UN EGALE QUATRE

Quatre égale un (et réciproquement).

*

Chapeau de lampe et parasol

Ne savent de la lumière

Que l’endroit ou l’envers

De face ou de profil

La cheminée reste rectangle

Et la fumée d’avril

Ne masque plus l’écran

Les chemins sinueux

Épris des troncs de chênes

Aux volutes fidèles

Mènent dans des clairières

Nées depuis hier

Où les arbres polis

S’écartent devant la moindre pluie

L’iris fleurit

Celui de l’œil abandonne un peu de sa couleur

Mais la pupille gracile

N’oublie jamais d’osciller

Entre le point du jour et la rondeur de la lune

*

Il avait deux ou trois yeux

Mais pas du tout de tête

Si bien que pour lui la terre

Tournait sur le nez d’un phoque

Je lui serrais le pied

Quand il me tendait la main

Chaque jeudi il prenait un bain

Dans son propre sang

Le premier janvier il se pendit

Mais en guise de corde

Il utilisa son tube digestif

On lui creusa une tombe à sa mesure

Dans le flanc d’une montagne d’absurdités.

*

Aquarium, à quoi rien,

.

Sur le dos, vitreux, nous glissons

Ouïes abandonnées au non

Silence sous les écailles détachées

Flotte.

Nous passons les uns, les autres,

Ballonnés et gras, repus

A la vie splendide aux vitres opaques

Derrière.

Les dépouilles sèches de nos grandeurs

Nous suivent en ligaments méduses

Dans le courant pâle que rien

N’agite.

*

Un bouquet rouge enflamme le sous-bois

Quelque chose change.

Tout se tait attentif au roulement silencieux

De la grosse balle bleue.

Un géant peut-être s’amuse à courir ou à souffler

Sur elle.

Endormie dans les doux bras du roulis

Une créature étrange tète son pouce

Tandis qu’au fond des océans

Une étoile exilée songe à la profondeur de l’espace.

*

Poème à quatre voix – celles

d’Eclaircie

d’Elisa R.

de Phoenixs

et de 4Z.

*

 

 

 

 

 

 

 

 

 

 

 

 

4 réponses sur “UN EGALE QUATRE”

  1. 4Z2A84 dit :

    Sinueux les chemins mènent dans des clairières qui s’offrent comme des berceaux à toutes les étoiles en exil.

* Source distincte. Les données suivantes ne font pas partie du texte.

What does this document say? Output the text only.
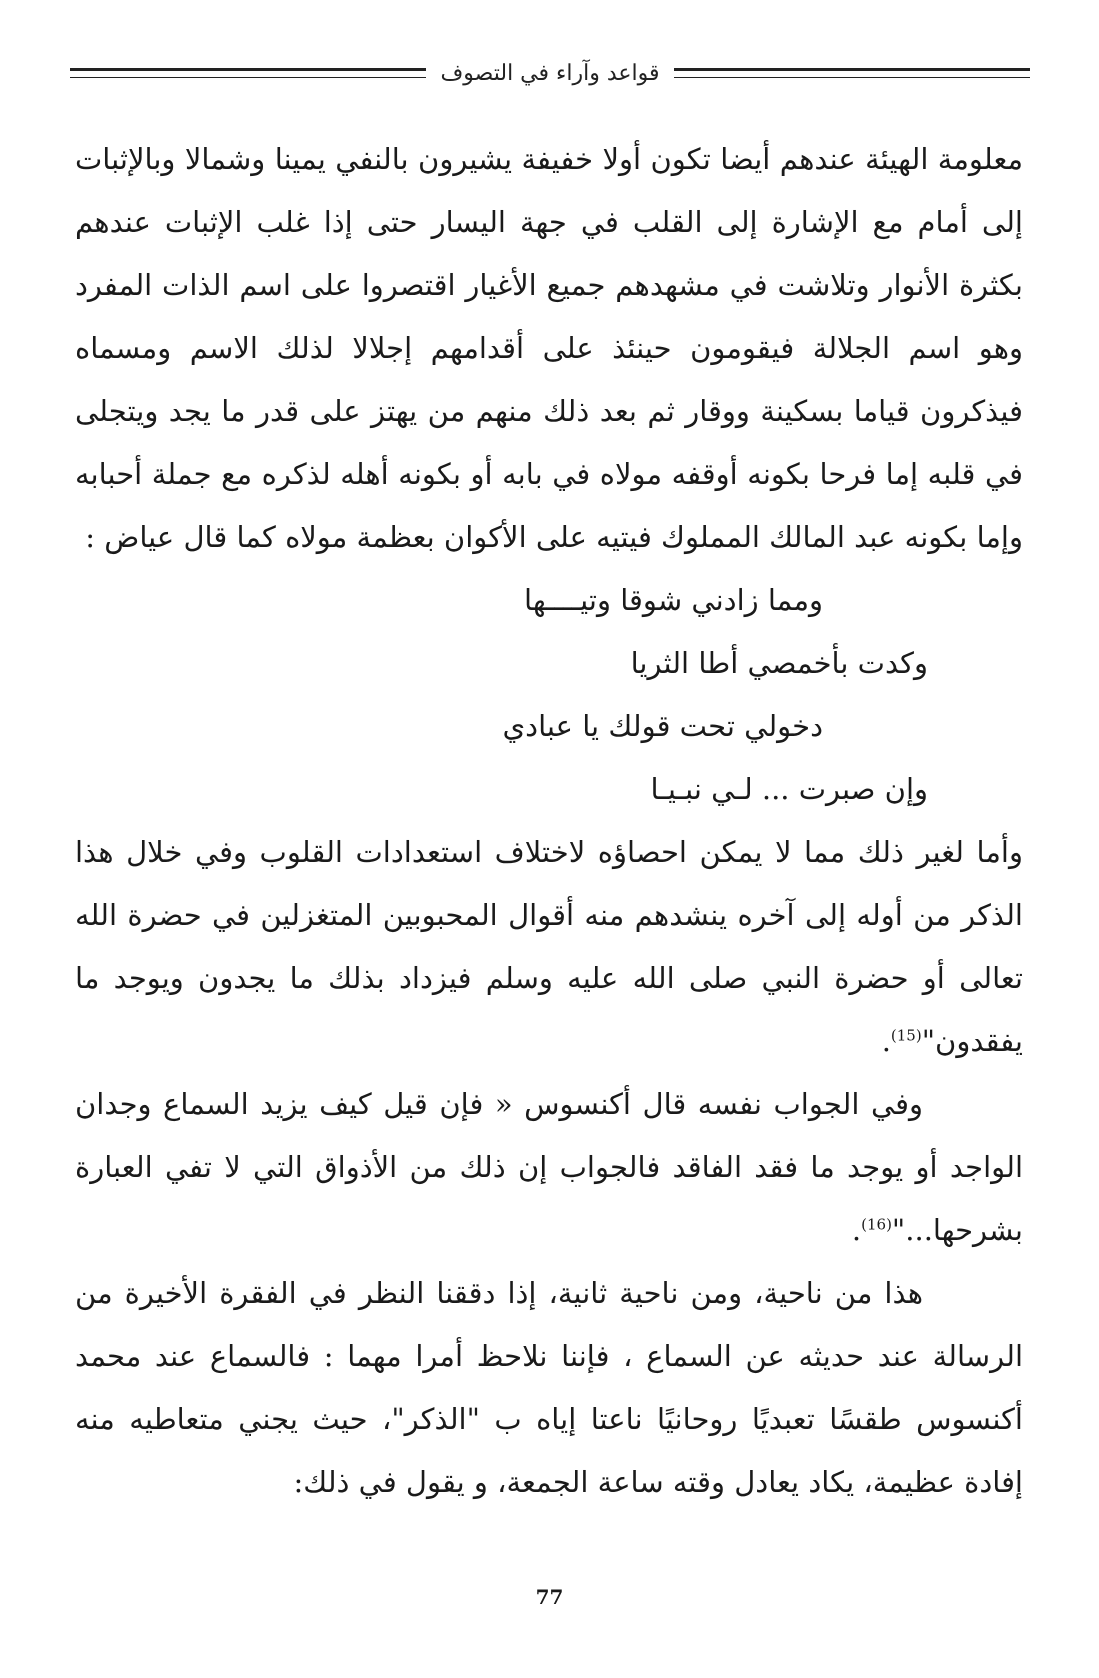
قواعد وآراء في التصوف

معلومة الهيئة عندهم أيضا تكون أولا خفيفة يشيرون بالنفي يمينا وشمالا وبالإثبات إلى أمام مع الإشارة إلى القلب في جهة اليسار حتى إذا غلب الإثبات عندهم بكثرة الأنوار وتلاشت في مشهدهم جميع الأغيار اقتصروا على اسم الذات المفرد وهو اسم الجلالة فيقومون حينئذ على أقدامهم إجلالا لذلك الاسم ومسماه فيذكرون قياما بسكينة ووقار ثم بعد ذلك منهم من يهتز على قدر ما يجد ويتجلى في قلبه إما فرحا بكونه أوقفه مولاه في بابه أو بكونه أهله لذكره مع جملة أحبابه وإما بكونه عبد المالك المملوك فيتيه على الأكوان بعظمة مولاه كما قال عياض :

ومما زادني شوقا وتيــــها

وكدت بأخمصي أطا الثريا

دخولي تحت قولك يا عبادي

وإن صبرت ... لـي نبـيـا

وأما لغير ذلك مما لا يمكن احصاؤه لاختلاف استعدادات القلوب وفي خلال هذا الذكر من أوله إلى آخره ينشدهم منه أقوال المحبوبين المتغزلين في حضرة الله تعالى أو حضرة النبي صلى الله عليه وسلم فيزداد بذلك ما يجدون ويوجد ما يفقدون"$^{(15)}$.

وفي الجواب نفسه قال أكنسوس « فإن قيل كيف يزيد السماع وجدان الواجد أو يوجد ما فقد الفاقد فالجواب إن ذلك من الأذواق التي لا تفي العبارة بشرحها..."$^{(16)}$.

هذا من ناحية، ومن ناحية ثانية، إذا دققنا النظر في الفقرة الأخيرة من الرسالة عند حديثه عن السماع ، فإننا نلاحظ أمرا مهما : فالسماع عند محمد أكنسوس طقسًا تعبديًا روحانيًا ناعتا إياه ب "الذكر"، حيث يجني متعاطيه منه إفادة عظيمة، يكاد يعادل وقته ساعة الجمعة، و يقول في ذلك:

77
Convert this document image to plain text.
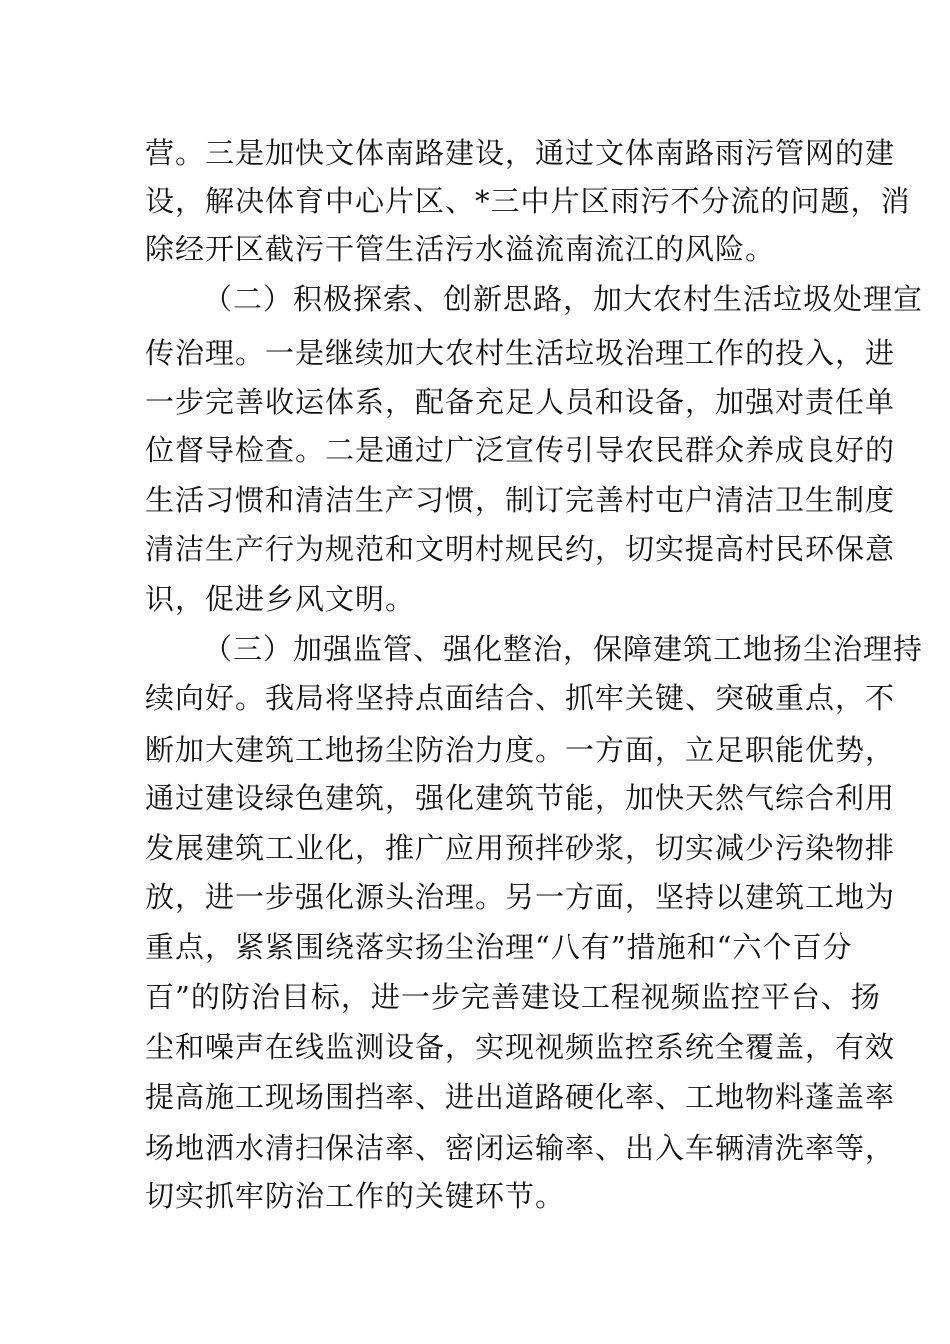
营。三是加快文体南路建设，通过文体南路雨污管网的建
设，解决体育中心片区、*三中片区雨污不分流的问题，消
除经开区截污干管生活污水溢流南流江的风险。
（二）积极探索、创新思路，加大农村生活垃圾处理宣
传治理。一是继续加大农村生活垃圾治理工作的投入，进
一步完善收运体系，配备充足人员和设备，加强对责任单
位督导检查。二是通过广泛宣传引导农民群众养成良好的
生活习惯和清洁生产习惯，制订完善村屯户清洁卫生制度
清洁生产行为规范和文明村规民约，切实提高村民环保意
识，促进乡风文明。
（三）加强监管、强化整治，保障建筑工地扬尘治理持
续向好。我局将坚持点面结合、抓牢关键、突破重点，不
断加大建筑工地扬尘防治力度。一方面，立足职能优势，
通过建设绿色建筑，强化建筑节能，加快天然气综合利用
发展建筑工业化，推广应用预拌砂浆，切实减少污染物排
放，进一步强化源头治理。另一方面，坚持以建筑工地为
重点，紧紧围绕落实扬尘治理“八有”措施和“六个百分
百”的防治目标，进一步完善建设工程视频监控平台、扬
尘和噪声在线监测设备，实现视频监控系统全覆盖，有效
提高施工现场围挡率、进出道路硬化率、工地物料蓬盖率
场地洒水清扫保洁率、密闭运输率、出入车辆清洗率等，
切实抓牢防治工作的关键环节。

Le monde vu à travers la vitre d’un aquarium nous leurre.

  2. Elisa-R dit :

    Il me semble que compter (ou l’autre) devient plus séduisant.

  3. Éclaircie dit :

    Dans l’eau, sous les montagnes, dans les sous-bois, autant de drames et de comédies.
    La balle bleue qui ronronne ou gronde sous nos pieds n’a jamais finit de nous émerveiller, de nous apeurer, de nous revolter aussi, mais toujours nous inspirer.

    Merci à ces 4.
    Je les appréhende hors de moi lorsque notre PPV prend son envol sur la page de PF.

  4. phoenixs dit :

    On voudrait bien que le phoque nous rapporte l’étoile roulée en boule,on aimerait aussi qu’une souris dévore les absurdités ou que de parents bien intentionnés les abandonnent dans une clairière close.